Quant aux missions des Chambres, elles devraient être " recentrées sur quelques priorités autour de l'accompagnement des agriculteurs dans les transitions économiques, sanitaires et environnementales ". Les Sages demandent aux pouvoirs publics de " maîtriser l'expansion des missions de service public " confiées aux Chambres, comme l'installation et, à partir de 2026.

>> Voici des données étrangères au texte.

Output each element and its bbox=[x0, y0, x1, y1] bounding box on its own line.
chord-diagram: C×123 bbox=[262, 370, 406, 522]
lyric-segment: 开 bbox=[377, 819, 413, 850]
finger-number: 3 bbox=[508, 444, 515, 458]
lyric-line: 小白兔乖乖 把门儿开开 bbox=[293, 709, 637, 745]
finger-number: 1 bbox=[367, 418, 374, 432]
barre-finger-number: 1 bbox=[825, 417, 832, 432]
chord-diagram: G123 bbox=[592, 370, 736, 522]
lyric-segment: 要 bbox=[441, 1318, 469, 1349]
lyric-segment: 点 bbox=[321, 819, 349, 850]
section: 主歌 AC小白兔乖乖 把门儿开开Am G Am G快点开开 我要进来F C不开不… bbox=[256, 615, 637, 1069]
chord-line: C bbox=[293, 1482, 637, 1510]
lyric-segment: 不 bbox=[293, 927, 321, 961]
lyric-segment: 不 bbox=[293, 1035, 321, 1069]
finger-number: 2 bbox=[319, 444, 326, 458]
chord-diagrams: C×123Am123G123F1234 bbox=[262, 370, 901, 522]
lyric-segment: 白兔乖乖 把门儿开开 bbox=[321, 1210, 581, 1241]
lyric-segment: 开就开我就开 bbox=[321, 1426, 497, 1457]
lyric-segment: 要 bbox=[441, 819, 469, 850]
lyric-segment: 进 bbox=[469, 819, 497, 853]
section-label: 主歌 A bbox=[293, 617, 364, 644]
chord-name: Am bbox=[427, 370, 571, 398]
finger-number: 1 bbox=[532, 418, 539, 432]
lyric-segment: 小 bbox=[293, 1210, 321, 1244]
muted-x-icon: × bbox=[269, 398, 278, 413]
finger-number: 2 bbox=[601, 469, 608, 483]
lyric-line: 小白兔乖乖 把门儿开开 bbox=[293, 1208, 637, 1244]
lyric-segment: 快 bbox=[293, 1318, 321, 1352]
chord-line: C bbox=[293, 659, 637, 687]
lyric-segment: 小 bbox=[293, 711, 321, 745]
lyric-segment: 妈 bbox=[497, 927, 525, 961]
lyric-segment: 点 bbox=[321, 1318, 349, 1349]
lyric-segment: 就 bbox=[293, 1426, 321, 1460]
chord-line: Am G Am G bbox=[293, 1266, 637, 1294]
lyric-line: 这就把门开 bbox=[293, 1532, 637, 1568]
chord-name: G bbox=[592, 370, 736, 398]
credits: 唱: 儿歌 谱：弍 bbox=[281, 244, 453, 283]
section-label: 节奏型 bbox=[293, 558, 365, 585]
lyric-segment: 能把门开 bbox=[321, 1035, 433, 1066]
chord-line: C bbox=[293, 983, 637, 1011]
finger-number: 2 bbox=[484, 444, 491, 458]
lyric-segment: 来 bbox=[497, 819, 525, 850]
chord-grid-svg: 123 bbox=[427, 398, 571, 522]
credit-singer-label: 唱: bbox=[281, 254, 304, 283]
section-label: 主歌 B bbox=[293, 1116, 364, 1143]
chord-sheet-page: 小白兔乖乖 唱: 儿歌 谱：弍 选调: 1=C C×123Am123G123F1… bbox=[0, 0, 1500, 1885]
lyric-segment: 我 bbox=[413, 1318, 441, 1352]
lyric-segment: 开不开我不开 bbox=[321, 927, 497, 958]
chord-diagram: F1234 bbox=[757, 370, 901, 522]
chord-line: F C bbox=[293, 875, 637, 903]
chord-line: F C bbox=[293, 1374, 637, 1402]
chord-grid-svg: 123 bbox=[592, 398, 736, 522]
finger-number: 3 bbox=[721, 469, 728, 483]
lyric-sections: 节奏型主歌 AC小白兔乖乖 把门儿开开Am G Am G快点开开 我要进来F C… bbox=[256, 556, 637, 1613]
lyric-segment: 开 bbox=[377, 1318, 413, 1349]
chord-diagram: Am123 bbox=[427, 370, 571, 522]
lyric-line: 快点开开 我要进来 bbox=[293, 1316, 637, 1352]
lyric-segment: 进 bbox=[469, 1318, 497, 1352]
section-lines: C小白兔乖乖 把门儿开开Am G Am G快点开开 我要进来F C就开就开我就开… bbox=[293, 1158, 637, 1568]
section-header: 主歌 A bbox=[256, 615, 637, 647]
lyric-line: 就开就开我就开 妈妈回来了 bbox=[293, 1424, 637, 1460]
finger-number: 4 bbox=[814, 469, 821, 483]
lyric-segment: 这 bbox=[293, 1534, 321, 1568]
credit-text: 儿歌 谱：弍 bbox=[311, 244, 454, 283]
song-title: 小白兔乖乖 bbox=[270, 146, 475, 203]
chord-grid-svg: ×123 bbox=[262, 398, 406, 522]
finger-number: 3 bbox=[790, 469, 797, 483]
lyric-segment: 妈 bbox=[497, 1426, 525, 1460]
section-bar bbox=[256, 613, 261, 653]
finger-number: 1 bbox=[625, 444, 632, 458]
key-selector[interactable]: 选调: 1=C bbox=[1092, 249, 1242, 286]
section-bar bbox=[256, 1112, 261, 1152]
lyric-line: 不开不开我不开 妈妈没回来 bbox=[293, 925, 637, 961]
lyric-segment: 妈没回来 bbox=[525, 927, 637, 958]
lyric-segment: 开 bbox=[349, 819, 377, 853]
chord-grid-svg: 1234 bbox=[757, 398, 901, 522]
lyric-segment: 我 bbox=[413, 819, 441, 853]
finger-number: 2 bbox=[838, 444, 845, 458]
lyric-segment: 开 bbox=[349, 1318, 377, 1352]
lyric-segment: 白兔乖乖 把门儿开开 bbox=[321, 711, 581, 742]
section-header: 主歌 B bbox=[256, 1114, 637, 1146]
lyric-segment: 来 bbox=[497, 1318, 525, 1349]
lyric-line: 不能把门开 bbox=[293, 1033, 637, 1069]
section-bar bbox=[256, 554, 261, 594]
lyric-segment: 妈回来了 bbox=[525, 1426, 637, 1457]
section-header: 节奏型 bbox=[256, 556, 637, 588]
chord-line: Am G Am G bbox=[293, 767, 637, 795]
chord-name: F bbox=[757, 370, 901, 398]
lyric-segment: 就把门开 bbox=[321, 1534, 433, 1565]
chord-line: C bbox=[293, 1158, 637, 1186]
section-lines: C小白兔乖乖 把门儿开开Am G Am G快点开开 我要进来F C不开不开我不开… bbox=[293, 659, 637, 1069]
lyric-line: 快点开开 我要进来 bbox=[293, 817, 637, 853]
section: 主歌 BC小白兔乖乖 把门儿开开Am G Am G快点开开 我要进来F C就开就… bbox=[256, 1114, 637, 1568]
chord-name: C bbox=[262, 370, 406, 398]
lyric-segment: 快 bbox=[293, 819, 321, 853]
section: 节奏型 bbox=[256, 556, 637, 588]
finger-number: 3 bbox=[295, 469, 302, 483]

Besoin d'un meilleur cadre pour la probité des élus

Par ailleurs, la Cour des comptes recommande que les Chambres d'agriculture soient dotées de " normes relatives à la gouvernance [...] et au statut des élus pour la prévention et de sanction des atteintes à la probité " (infractions telles que la corruption ou les conflits d'intérêts). Les magistrats réclament que ce cadre soit édicté " dans un délai d'un an " par le décret d'application de la loi du 15 février 2025 portant sur la gouvernance des Chambres et de la MSA. Ce décret pourrait rendre obligatoire un modèle de règlement intérieur pour tous les échelons du réseau des Chambres. Les règles pourraient s'inspirer de la charte de déontologie établie en 2021 pour les élus de Chambres d'agriculture France (tête de réseau). Selon les Sages de la rue Cambon, l'organisation nationale a diffusé en mars 2025 un "modèle" issu de cette charte, " que les Chambres ont pour l'heure la liberté de prendre ou non en compte " dans leur règlement intérieur. Sans révéler de faits nouveaux, le rapport de la Cour des comptes évoque des " irrégularités régulièrement constatées " par ses magistrats en matière de gouvernance : décisions illégales faute d'atteinte du quorum, versements de subventions à un syndicat, ou encore " atteintes à la probité ". " Les contrôles de la Cour mettent régulièrement en évidence une confusion dans certaines sessions et certains bureaux de Chambres " entre fonctions syndicales et consulaires. Une pratique déjà pointée notamment en Corse. " Le mode d'élection des Chambres ne facilite pas la dissociation des responsabilités syndicales [...] et la conduite d'un établissement public ", analysent les Sages. Résultat : la Cour constate par exemple " l'adoption fréquente par les sessions des Chambres de motions hostiles à la réduction de l'usage des produits phytosanitaires directement inspirées des éléments de langage syndicaux ". Des positions qui contrecarrent les " politiques publiques que les Chambres doivent dans le même temps mettre en œuvre ".•

France Info dans le viseur des Chambres

Par l'intermédiaire de son président, Sébastien Windsor, Chambres d'Agriculture France (CDAF) prend acte des remarques de la Cour des comptes. Il souligne les " avancées notables " mises en œuvre " avec des moyens cependant limités ", souligne le communiqué de CDAF du 1er octobre et indique que les points de progression en particulier ceux à réaliser au niveau régional " pourront être intégrés dans le prochain COP dans le nouveau dispositif de performance ". Mais la colère est en revanche montée d'un cran, quand France Info a publié, sur son site, avant la diffusion du rapport de la Cour des comptes, un article intitulé " Corruption, favoritisme, décisions illégales... la Cour des comptes dénonce les dérives des Chambres d'agriculture ". L'usage des termes " corruption " et " favoritisme " en insinuant qu'ils ont été constatés au sein des Chambres d'agriculture par la Cour des comptes constitue une extrapolation qui dénature le sens de rapport. Ces termes " ne sont cités dans le rapport que comme des risques issus de la cartographie des risques en matière de corruption établie par le Comité d'audit de Chambres d'agriculture France ", précise le communiqué des Chambres. " Jeter l'opprobre sur nos établissements est une injure au travail réalisé au quotidien par nos collaborateurs pour accompagner les projets des agriculteurs et leur permettre de relever les défis dans un contexte économique et sanitaire difficile ", a tonné Sébastien Windsor.